La distinguida cronista mexicana Alma Guillermoprieto reflexiona en una entrevista sobre la región que ha cubierto durante décadas y la violencia que sufre hoy por el narcotráfico y la «guerra a las drogas». En el marco del Hay Festival de Querétaro, la galardonada periodista plantea una visión crítica sobre los desafíos estructurales de Latinoamérica.
«El narcotráfico ha traído una epidemia de violencia justo en el momento en que América Latina estaba por consolidar sus instituciones», observa Guillermoprieto. Esta reflexión cobra particular relevancia para Honduras y Centroamérica, donde los homicidios vinculados al crimen organizado continúan siendo un problema crítico pese a los esfuerzos de contención.

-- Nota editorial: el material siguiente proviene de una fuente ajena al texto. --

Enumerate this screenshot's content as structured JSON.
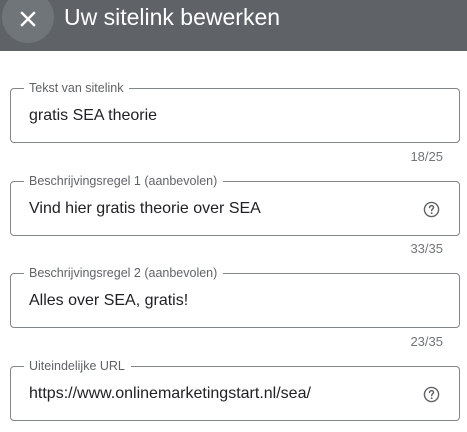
{
  "dialog": {
    "title": "Uw sitelink bewerken",
    "close_icon": "close-icon"
  },
  "fields": [
    {
      "label": "Tekst van sitelink",
      "value": "gratis SEA theorie",
      "counter": "18/25"
    },
    {
      "label": "Beschrijvingsregel 1 (aanbevolen)",
      "value": "Vind hier gratis theorie over SEA",
      "counter": "33/35",
      "icon": "help-icon"
    },
    {
      "label": "Beschrijvingsregel 2 (aanbevolen)",
      "value": "Alles over SEA, gratis!",
      "counter": "23/35"
    },
    {
      "label": "Uiteindelijke URL",
      "value": "https://www.onlinemarketingstart.nl/sea/",
      "icon": "help-icon"
    }
  ],
  "colors": {
    "header_bg": "#5f6368",
    "border": "#80868b",
    "label": "#5f6368",
    "counter": "#70757a"
  }
}
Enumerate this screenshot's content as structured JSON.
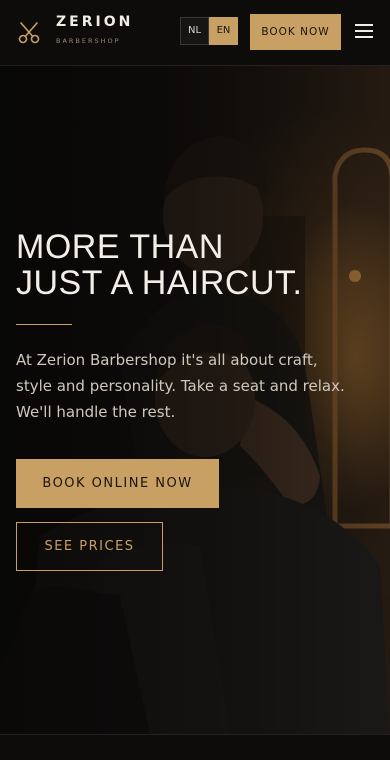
{
  "header": {
    "brand_name": "ZERION",
    "brand_sub": "BARBERSHOP",
    "logo_icon": "scissors-icon",
    "languages": [
      {
        "code": "NL",
        "active": false
      },
      {
        "code": "EN",
        "active": true
      }
    ],
    "book_now_label": "BOOK NOW",
    "menu_icon": "hamburger-menu-icon"
  },
  "hero": {
    "title_line1": "MORE THAN",
    "title_line2": "JUST A HAIRCUT.",
    "description": "At Zerion Barbershop it's all about craft, style and personality. Take a seat and relax. We'll handle the rest.",
    "primary_cta": "BOOK ONLINE NOW",
    "secondary_cta": "SEE PRICES",
    "background": "barber-cutting-hair-photo"
  },
  "colors": {
    "accent": "#c9a064",
    "background": "#0b0a09",
    "text": "#f3efe8"
  }
}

Su último libro, «Esta improbable tierra prometida. Historias de América Latina en este siglo», reúne crónicas sobre violencia, poder y desigualdad en la región. Entre los datos documentados aparece que en México, en los últimos 25 años, se han registrado más de mil reporteros asesinados. Guillermoprieto extrae lazos comunes entre personas y contextos diversos, como los efectos de la guerra contra las drogas en regiones rurales y empobrecidas o las experiencias de aquellos involucrados en la violencia de Estado o patrocinada por los cárteles.
Honduras lidera la violencia en Centroamérica con una tasa de 23,2 homicidios por cada 100,000 habitantes. El país cerró 2025 con la tasa más alta entre los países analizados, aun después de bajar del 25.3 registrado en 2024. En apenas los primeros cinco meses de 2026, el país registra al menos 13 masacres que han dejado más de 65 personas asesinadas en diferentes departamentos. Los hechos violentos se han registrado en Yoro, Atlántida, Lempira, El Paraíso, Olancho, Valle, Cortés, Francisco Morazán y Colón, departamentos donde las autoridades han reconocido la presencia de estructuras criminales ligadas al narcotráfico, pandillas y grupos armados.
Guillermoprieto ha sentido «la obligación de observar y describir, para que quede registro, el triunfo de la violencia como forma política de expresión y el declive de la democracia como aspiración en este siglo XXI». Espera que «en un futuro no muy lejano, una escritora mucho más joven sea capaz de narrar e informar cómo la paz se consolidó a lo largo y ancho de estas tierras.»
Alma Guillermoprieto confiesa que América Latina la sorprende «todos los días», pese a llevar casi medio siglo escribiendo sobre la región. «Somos una región absolutamente impredecible, tanto para lo trágico como para lo maravilloso», reflexiona durante la entrevista.